839.00/2749: Telegram

The Minister in the Dominican Republic (Russell) to the Secretary of State

55. With reference to your telegram 39, October 5, 5 p.m., in regard to suspicions [suspension] alcaldes pedañeos. Conference with Provisional President contained in a letter from the Minister of the Interior to the President and approved by the latter which is as follows: I consider it absolutely unwise to suppress or suspend the alcaldes pedañeos. For some time past the political leaders have complained of imaginary excesses committed by pedañeos. After careful consideration, however, by this party it developed that the only crimes committed by these men was that they were persuading their political friends to register. This was done by alcaldes [in?] all the different parties. There was not one case where it was proved that these acts were committed with force nor that the alcaldes prevented registration of any citizen of politics different from them. The Department of Interior and police in accordance with your instructions [Page 905]addressed a circular letter to the governors of the provinces in regard to the participation of officials in election matters and in order that there should be no criticism the alcaldes were forbidden to participate. Since then there has been no justifiable cause of complaint against the alcaldes. The suppression or suspension before the elections would surely result in much trouble. The alcalde is the only official that is feared by the country people and with the disappearance of his authority infractions of the law would multiply especially as the Government has not sufficient police to take the place of these rural officials. Three or four months ago the question of alcaldes was discussed at the American Legation and I proposed the issue of Executive order suspending alcaldes for 10 days prior to elections and this was approved by several of the Commissioners. At present I am absolutely convinced that this should not be done not only for the reason of the Commissioners above mentioned but because the purpose that the alcaldes take no part in the voting would be absolutely frustrated as they would still exert their influence with the country people and bring them to polls which is exactly what it is desirous to avoid. The opinion of Colonel Cutts is as follows:

“The available forces of the Dominican National Police are positively not sufficient to even attempt to police the sections now allotted to the alcaldes except on definite calls for assistance. They are hardly sufficient in numbers at present to perform the extra work called for by the elections. It is not considered that the relieving of the alcaldes would make any difference in political effect unless they are physically removed to [from?] their districts.”

The opinion of the Military Government is as follows:

“The alcaldes pedañeos will probably carry out their mission as a legally constituted body to make arrests under certain conditions and act as a factor in maintaining peace and order.

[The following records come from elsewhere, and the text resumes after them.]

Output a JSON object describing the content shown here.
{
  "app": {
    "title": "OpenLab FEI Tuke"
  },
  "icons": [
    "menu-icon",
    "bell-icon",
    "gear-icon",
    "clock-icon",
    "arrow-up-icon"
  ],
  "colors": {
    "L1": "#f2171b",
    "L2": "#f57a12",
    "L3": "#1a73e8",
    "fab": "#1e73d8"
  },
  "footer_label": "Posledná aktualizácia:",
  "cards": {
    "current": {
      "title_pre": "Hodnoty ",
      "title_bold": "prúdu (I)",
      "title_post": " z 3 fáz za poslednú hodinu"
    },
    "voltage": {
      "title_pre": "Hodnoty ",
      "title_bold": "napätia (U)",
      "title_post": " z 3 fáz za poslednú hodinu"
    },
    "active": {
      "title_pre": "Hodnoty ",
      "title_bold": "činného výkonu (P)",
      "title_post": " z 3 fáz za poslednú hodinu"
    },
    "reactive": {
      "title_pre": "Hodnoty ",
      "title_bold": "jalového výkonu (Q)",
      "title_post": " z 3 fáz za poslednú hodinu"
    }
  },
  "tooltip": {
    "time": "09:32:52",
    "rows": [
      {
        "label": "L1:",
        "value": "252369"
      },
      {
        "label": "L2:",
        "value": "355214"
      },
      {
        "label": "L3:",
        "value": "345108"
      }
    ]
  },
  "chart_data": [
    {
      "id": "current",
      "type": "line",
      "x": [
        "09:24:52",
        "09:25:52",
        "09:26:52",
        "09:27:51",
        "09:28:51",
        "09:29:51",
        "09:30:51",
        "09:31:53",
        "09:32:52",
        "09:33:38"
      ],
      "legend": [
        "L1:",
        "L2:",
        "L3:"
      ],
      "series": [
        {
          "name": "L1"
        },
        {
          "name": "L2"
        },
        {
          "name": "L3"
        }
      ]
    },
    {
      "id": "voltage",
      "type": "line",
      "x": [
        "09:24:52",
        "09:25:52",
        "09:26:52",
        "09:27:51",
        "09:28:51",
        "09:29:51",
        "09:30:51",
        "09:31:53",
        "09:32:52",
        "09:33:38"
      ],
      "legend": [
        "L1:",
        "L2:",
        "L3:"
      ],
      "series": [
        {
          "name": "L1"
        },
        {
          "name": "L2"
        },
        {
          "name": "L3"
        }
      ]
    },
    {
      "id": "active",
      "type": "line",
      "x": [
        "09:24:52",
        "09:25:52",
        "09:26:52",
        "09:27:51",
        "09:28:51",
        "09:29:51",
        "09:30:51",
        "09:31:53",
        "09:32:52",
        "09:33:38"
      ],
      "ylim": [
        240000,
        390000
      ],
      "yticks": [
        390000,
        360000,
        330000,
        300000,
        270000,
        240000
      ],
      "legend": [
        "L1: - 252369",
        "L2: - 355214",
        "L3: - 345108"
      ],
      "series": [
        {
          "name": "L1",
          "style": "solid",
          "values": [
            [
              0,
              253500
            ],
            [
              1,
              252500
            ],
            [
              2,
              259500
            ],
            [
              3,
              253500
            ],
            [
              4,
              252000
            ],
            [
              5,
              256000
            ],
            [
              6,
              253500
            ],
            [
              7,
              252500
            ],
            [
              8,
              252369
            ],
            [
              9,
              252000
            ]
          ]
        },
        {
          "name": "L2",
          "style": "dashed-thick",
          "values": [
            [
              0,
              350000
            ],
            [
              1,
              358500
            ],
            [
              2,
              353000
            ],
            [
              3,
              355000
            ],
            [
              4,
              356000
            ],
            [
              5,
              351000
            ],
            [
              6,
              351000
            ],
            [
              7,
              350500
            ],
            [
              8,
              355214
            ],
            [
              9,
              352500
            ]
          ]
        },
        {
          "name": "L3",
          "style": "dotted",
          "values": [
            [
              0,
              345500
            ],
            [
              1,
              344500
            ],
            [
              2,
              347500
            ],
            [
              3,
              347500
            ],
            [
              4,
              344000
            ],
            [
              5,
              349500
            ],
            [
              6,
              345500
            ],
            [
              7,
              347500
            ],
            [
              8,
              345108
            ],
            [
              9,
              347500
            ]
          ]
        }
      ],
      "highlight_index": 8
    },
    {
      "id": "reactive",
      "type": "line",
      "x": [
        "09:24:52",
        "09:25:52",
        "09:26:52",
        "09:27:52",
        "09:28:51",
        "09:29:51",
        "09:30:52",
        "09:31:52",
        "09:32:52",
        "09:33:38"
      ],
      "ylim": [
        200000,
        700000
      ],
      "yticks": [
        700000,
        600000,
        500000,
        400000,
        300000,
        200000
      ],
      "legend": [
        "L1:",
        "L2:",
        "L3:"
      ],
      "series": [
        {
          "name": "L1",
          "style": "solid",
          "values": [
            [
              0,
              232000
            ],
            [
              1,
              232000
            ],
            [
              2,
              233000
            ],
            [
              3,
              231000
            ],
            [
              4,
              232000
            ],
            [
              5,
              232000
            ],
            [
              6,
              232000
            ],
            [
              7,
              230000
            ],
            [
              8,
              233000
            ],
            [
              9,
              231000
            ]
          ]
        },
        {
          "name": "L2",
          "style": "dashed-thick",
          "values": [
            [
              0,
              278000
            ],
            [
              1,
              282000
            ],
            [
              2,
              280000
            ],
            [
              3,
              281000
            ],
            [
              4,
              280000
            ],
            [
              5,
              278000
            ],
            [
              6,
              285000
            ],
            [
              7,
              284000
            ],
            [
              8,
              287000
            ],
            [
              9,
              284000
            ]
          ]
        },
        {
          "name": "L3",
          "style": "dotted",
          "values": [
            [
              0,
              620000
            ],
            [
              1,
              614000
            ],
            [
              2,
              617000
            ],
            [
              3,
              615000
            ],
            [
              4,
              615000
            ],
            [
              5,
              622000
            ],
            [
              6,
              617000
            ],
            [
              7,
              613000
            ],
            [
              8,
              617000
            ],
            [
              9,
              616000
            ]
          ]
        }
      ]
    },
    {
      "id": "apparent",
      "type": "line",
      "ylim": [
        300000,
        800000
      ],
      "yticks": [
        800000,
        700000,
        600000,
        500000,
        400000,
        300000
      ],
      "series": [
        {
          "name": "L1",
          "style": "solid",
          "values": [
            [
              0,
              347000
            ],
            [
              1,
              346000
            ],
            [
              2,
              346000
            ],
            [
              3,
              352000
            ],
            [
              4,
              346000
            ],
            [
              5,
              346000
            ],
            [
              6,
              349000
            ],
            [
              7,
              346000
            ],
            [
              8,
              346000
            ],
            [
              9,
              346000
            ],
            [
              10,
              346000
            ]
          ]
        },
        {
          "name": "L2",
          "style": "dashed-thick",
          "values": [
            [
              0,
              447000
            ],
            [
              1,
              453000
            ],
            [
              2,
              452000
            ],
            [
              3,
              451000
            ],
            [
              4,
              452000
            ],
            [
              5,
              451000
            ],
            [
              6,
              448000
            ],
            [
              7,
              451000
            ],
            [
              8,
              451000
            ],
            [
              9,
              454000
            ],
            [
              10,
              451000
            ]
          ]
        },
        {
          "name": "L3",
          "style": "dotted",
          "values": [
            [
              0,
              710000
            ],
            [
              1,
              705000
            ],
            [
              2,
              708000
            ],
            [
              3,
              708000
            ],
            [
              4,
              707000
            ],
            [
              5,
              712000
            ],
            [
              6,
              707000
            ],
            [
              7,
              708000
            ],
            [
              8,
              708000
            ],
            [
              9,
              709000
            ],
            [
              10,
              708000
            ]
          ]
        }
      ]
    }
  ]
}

This body of men were appointed honestly without regard to their political affiliation during the regime of the Military Government which selected them because of reliability. Since the advent of the Provisional Government I am led to believe that they have been carefully selected from those whom the appointing power considers reliable. Should the alcaldes desire to do any electioneering or to practice any undue influence in their sections it is my opinion that a suspension from office cannot prevent it. The suspension from office of this body of men will deprive the country of their services at a time when the Provisional Government will most need them to contribute to the success of the elections in a legal way. There is no replacement body to use during the period of their suspension. I cannot but feel that suspension of the alcaldes from office during this period will weaken the Provisional Government’s power to preserve order.”